As for a favourite, I liked the kanda poha but we both thought the black peas in the thali was the best thing we ate (winning on both texture & flavour). At the end, the owner, Sandeep, came over and asked what we’d liked best. Told him the beans. Five minutes later, he’s back with a takeaway carton of it, bread, rice and a portion of dessert. Lovely bit of hospitality. And it made for a thoroughly good lunch today.


Last night’s “Taste of Goa” menu, which we missed first time they had it on.


How was it? What did you like?

It was perhaps the most interesting of the menus they’ve done because you could sense the Portuguese influence - dishes generally used less spice. I think my favourite dish was the Chicken Cafreal. Funnily enough, neither of the owners (one Indian, the other Iranian) said they were particularly keen on this one. The flavours were very authentic and home style, as the head chef is from Goa.

The Bebinca was lovely and, apparently, takes a lot of time to prepare. I looked at several recipes this morning and I can’t work out how they get the different coloured layers. None of the recipes mentioned dividing the batter and colouring one of them somehow to make it darker. The head chef said it was too much work to do profitably but, one of the other chefs, also from Goa, said his wife made it at home and he’d get her ot do it. Hence the menu noting its Alminda’s.

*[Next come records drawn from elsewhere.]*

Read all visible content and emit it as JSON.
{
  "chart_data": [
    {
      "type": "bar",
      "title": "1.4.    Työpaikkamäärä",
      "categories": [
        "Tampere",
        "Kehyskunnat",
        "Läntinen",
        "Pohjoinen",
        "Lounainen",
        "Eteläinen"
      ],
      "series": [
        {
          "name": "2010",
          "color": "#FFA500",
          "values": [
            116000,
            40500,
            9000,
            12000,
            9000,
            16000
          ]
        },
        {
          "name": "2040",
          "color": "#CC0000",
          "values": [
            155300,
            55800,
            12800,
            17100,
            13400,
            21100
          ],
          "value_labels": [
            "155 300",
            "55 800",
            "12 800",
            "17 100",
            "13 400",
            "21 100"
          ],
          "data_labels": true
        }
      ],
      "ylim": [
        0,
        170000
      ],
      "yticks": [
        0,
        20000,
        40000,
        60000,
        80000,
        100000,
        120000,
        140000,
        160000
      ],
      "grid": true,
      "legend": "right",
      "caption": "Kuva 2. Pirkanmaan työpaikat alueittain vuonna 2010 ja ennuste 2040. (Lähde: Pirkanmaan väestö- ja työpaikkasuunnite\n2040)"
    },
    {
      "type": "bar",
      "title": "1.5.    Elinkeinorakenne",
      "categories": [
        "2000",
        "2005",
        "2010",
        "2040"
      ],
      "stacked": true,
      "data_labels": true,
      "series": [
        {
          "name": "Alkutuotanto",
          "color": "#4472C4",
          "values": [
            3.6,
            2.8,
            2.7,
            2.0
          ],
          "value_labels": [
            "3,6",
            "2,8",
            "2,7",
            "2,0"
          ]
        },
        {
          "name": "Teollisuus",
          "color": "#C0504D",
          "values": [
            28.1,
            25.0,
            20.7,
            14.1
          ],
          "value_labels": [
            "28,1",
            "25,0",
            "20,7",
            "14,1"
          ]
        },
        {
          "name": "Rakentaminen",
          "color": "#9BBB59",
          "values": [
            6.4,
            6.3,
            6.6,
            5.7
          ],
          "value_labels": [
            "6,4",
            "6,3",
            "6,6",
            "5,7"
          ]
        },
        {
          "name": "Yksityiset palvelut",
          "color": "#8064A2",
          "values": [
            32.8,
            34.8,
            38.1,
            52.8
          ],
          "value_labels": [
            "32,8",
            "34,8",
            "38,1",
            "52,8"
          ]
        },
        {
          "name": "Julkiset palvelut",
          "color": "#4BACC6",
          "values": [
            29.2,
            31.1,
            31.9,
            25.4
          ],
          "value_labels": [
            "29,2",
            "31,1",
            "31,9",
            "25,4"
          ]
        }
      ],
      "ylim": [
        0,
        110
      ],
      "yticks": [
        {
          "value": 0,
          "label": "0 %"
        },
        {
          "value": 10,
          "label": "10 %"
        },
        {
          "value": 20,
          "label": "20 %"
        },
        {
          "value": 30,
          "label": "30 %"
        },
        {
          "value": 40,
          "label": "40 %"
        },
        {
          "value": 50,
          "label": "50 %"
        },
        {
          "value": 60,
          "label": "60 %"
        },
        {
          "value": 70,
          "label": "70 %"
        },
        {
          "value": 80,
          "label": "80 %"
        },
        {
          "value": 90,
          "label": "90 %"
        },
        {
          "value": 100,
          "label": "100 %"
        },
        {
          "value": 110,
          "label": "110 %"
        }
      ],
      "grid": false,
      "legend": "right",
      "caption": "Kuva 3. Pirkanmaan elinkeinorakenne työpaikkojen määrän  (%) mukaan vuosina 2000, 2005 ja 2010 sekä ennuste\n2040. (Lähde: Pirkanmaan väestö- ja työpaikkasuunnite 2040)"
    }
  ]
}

You grill each layer of the cake, instead of baking it.

We have layer cakes here in Singapore and Indonesia which are made using the same technique as for the bebinca - we’d ladle the batter onto the cake tin and grill that layer. It takes just 3-5 minutes for the thin layer of batter to cook. You then ladle on the next layer and put it back under the grill. As each layer takes about 5 minutes to cook, a 10 layer cake would take under an hour - it’ll just be a bit more labour-intensive, as you need to carefully remove the hot cake tin from the oven each time.